Design/methodology/approach
A social identity approach to leadership provided a framework to understand the insider/outsider approach to leadership which helped RH to negotiate and navigate the conflicting priorities from each departments’ perspective. A staff survey tool was undertaken to identify reasons for the lack of implementation of a clinical protocol for chest pain patients, specifically with reference to the use of the HS. A consensus was reached to develop and implement the pathway for multi-disciplinary use of the HS and a quality improvement methodology (with the use of plan do study act (PDSA) cycles) was used over a period of nine months.
Findings
The results demonstrated significant improvements in the reduction (60%) of waiting time by chronic chest pain patients in the ED. The use of the HS as a stratified risk assessment tool resulted in a more efficient and safe way to manage patients.
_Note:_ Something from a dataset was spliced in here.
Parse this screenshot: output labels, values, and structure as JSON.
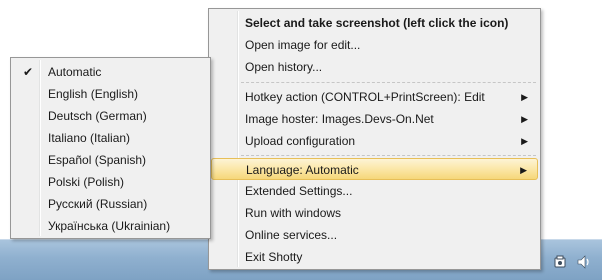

There are specific leadership challenges faced by an MTI doctor when they arrive in the NHS, as the MTI doctor is considered an outsider to the NHS, with reduced influence. Drawing upon the Social Identity Theory of Leadership, NHS Trusts can introduce inclusion strategies to enable greater alignment in social identity with doctors from overseas.
Research limitations/implications
More than one third of doctors (40%) in the English NHS are IMGs and identify as black and minority ethnic (GMC, 2019a) a trend that sees no sign of abating as the NHS continues its international medical workforce recruitment strategy for its survival (NHS England, 2019; Beech et al., 2019). IMGs can provide significant value to improving the NHS using skills developed from their own health-care system. This paper recommends a need for reciprocal learning from low to medium income countries by UK doctors to encourage the development of an inclusive global medical social identity.
Originality/value
This quality improvement research combined with identity leadership provides new insights into how overseas doctors can successfully lead sustainable improvement across different departments within one hospital in the NHS.